Этого ее «все же» я никогда не понимал. Не поддавалось оно грамматическому разбору. Полагаю, оно исполняло роль того, что у немцев называется «словом-переключателем». Оно что-то делало с предложением, однако сказать, что именно, было трудно. Я знаю только, что миссис Крут так же не могла сказать «Разве природа не прекрасна?», не вставив в эту фразу «все же», как Тони Блэр – да благословят его небеса – не может ответить на вопрос журналиста, не сказав для начала: «Вот посмотрите».

У мистера Крута страстей было две: ярко-красный «робин рилайэнт»[282] и команда Кингс-Линна по спидвею. Последняя страсть позволяла ему и Йену пространно беседовать о мотоциклах, пока я издавал одобрительные шумы по поводу стряпни миссис Крут – почти несъедобной.

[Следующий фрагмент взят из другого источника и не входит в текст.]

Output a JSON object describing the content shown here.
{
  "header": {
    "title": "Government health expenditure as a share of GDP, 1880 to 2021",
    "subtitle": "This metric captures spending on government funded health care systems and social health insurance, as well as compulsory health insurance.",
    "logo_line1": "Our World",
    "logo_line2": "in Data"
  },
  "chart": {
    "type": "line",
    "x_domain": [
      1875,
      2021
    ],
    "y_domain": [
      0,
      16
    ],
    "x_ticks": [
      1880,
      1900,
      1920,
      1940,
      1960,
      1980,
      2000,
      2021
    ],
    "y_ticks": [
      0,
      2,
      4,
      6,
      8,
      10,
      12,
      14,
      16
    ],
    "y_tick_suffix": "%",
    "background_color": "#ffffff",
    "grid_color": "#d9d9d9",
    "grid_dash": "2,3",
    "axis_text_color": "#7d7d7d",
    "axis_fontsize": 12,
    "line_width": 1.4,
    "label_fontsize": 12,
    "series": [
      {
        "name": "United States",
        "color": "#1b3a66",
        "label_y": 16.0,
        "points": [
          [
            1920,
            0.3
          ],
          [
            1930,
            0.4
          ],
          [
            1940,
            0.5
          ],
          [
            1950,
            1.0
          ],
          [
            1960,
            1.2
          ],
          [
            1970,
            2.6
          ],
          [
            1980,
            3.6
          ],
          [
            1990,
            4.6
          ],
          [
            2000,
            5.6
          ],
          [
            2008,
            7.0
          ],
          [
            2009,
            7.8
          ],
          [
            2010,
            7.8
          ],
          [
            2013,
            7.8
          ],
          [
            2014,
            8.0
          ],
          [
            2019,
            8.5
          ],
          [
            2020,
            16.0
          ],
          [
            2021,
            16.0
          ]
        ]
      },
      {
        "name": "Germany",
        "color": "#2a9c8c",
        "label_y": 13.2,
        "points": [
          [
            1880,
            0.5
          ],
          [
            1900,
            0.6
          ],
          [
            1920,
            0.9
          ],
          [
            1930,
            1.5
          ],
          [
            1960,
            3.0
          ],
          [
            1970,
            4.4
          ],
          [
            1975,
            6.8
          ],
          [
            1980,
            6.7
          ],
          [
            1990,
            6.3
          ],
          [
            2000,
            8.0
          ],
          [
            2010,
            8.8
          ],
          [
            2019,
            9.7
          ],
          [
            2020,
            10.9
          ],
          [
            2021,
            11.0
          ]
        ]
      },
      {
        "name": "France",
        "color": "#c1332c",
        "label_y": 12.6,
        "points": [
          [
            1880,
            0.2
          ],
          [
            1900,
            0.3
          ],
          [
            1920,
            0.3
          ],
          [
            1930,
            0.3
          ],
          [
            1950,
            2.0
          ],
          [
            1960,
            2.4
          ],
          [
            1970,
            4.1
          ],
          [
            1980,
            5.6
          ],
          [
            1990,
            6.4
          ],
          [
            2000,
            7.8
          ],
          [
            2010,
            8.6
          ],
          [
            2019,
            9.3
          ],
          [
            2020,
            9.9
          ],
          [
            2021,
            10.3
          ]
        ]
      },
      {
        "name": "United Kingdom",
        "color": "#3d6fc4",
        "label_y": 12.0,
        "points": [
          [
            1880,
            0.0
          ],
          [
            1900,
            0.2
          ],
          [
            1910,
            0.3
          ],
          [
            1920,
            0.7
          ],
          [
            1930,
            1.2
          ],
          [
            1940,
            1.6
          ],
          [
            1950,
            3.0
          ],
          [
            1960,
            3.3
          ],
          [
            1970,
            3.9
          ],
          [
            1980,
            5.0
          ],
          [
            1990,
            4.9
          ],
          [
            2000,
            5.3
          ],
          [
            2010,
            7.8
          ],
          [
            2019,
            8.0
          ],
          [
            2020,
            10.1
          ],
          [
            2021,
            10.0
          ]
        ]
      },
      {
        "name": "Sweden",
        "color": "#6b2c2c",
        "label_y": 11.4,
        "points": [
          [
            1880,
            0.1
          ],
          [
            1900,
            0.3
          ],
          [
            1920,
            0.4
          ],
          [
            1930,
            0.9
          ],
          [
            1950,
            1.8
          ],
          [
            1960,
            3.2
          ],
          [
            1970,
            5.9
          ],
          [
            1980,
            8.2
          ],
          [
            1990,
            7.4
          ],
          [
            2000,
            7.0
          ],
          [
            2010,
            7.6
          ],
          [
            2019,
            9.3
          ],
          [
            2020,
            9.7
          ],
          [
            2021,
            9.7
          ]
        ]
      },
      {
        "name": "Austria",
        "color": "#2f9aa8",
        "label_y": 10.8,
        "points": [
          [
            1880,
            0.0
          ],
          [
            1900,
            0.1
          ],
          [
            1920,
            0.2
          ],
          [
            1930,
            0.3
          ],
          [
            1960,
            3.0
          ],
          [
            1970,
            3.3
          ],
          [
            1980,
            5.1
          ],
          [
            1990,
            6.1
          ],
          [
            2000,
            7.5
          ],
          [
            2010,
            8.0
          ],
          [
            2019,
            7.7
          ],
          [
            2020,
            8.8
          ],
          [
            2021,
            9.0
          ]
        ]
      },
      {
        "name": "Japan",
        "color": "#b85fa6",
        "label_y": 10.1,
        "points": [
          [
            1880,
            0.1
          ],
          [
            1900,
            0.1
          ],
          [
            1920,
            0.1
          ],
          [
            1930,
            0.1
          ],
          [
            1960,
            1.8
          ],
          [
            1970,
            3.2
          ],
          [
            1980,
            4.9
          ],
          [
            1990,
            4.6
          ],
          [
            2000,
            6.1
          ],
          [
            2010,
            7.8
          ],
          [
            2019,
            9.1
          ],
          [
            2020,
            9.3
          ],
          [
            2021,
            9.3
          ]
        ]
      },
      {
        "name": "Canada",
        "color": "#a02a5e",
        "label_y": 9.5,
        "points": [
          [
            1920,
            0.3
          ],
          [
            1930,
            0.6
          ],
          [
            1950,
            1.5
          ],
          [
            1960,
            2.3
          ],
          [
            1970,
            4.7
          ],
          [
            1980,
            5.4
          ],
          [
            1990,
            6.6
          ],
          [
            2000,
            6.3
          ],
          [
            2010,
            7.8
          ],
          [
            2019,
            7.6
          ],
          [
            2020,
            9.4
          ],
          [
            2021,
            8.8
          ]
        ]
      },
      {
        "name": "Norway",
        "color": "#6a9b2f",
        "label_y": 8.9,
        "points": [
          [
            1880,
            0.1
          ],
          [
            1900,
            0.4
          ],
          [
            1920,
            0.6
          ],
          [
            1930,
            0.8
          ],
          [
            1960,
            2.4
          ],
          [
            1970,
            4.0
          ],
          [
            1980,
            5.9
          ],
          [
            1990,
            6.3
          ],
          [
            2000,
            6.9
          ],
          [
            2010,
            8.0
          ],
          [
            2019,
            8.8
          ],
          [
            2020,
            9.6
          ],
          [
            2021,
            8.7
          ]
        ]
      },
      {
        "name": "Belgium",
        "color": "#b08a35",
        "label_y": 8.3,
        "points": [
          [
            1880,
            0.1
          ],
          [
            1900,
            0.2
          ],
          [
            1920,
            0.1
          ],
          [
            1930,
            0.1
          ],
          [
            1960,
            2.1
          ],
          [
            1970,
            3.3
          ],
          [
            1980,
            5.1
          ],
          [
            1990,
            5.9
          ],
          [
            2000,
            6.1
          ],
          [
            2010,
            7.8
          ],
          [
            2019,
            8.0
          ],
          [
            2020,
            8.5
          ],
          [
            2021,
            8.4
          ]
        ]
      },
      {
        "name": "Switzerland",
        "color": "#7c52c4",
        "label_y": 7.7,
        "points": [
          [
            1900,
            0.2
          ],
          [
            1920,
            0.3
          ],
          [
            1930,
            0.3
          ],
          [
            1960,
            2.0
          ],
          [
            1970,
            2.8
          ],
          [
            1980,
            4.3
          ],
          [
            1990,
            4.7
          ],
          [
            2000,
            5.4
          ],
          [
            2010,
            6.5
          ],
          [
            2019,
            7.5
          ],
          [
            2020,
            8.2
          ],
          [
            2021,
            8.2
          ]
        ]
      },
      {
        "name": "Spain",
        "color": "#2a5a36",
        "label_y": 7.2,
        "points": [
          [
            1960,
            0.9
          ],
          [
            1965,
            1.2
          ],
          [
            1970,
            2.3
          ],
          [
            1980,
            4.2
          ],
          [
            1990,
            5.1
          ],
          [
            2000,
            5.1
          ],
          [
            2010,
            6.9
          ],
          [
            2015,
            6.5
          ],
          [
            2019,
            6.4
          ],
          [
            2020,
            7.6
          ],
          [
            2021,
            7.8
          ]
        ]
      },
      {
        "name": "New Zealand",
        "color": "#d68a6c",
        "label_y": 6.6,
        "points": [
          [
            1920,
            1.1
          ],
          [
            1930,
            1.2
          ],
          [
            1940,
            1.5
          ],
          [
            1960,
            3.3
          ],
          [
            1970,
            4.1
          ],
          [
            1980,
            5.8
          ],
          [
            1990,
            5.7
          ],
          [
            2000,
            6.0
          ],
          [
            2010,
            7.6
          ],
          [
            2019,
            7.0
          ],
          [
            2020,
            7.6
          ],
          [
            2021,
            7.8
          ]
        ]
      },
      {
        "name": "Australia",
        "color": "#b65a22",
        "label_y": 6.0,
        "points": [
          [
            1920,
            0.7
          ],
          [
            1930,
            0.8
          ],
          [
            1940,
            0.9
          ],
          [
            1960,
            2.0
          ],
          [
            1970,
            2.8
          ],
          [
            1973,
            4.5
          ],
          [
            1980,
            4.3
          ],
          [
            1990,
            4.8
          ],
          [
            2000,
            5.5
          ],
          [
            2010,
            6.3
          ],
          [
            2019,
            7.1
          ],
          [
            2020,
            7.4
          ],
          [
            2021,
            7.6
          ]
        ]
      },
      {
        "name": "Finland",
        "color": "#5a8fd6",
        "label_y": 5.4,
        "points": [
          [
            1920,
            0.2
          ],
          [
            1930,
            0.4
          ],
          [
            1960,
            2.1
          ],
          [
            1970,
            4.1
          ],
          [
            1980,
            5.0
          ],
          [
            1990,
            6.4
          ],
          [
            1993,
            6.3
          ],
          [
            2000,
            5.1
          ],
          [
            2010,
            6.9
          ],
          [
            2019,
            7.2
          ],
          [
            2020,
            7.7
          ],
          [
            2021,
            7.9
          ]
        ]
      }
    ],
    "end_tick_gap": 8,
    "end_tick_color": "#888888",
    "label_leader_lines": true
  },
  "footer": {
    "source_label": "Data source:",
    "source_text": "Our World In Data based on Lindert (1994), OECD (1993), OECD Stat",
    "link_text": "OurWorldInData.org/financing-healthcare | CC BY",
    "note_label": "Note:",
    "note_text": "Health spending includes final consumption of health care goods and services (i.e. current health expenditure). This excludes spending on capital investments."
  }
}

Что касается самого «Норкита», он занимал – и с немалым успехом – положение среднее между школой и университетом. Здесь хорошо преподавались английская и французская литература и история искусств, однако помимо курсов повышенного уровня предлагалось и большое число других, сопровождавшихся практическими занятиями, – на них учились техники, обслуживающий персонал ресторанов и гостиниц и так далее, – а также курсов «повышения квалификации». Здешние «студенты» происходили из самых разных слоев общества – со столь разномастной компанией мне до той поры сталкиваться еще не случалось. Никаких затруднений, касающихся различий в происхождении, я не испытывал, все принимали меня как своего, без вывернутого наизнанку снобизма, которого я поначалу побаивался.

Стоит отметить, что в «Норките» обучалось и множество девушек. С двумя из них – с Джудит и Джиллиан – я очень быстро подружился. Джудит обожала Гилберта О’Салливана[283] и хотела стать писательницей: она уже придумала себе героиню в духе Даниэлы Стил и Джеки Коллинз[284] – женщину по имени Кастелла, и зачитывала нам выдержки из того, что в то время сочиняла. Втроем мы купили в складчину сингл Терри Джекса[285]«Времена под солнцем», сильно нас тронувший. Думаю, Джудит подозревала о моей сексуальной ориентации, она была приятнейшей девушкой с густыми рыжими волосами – девушкой из тех, что становятся естественными наперсницами мужчин-геев. А вот Джиллиан стала на недолгое время моей подружкой, были у нас с ней диско-мгновения, носотерства и обжиманства, которые, впрочем, ни к чему не привели.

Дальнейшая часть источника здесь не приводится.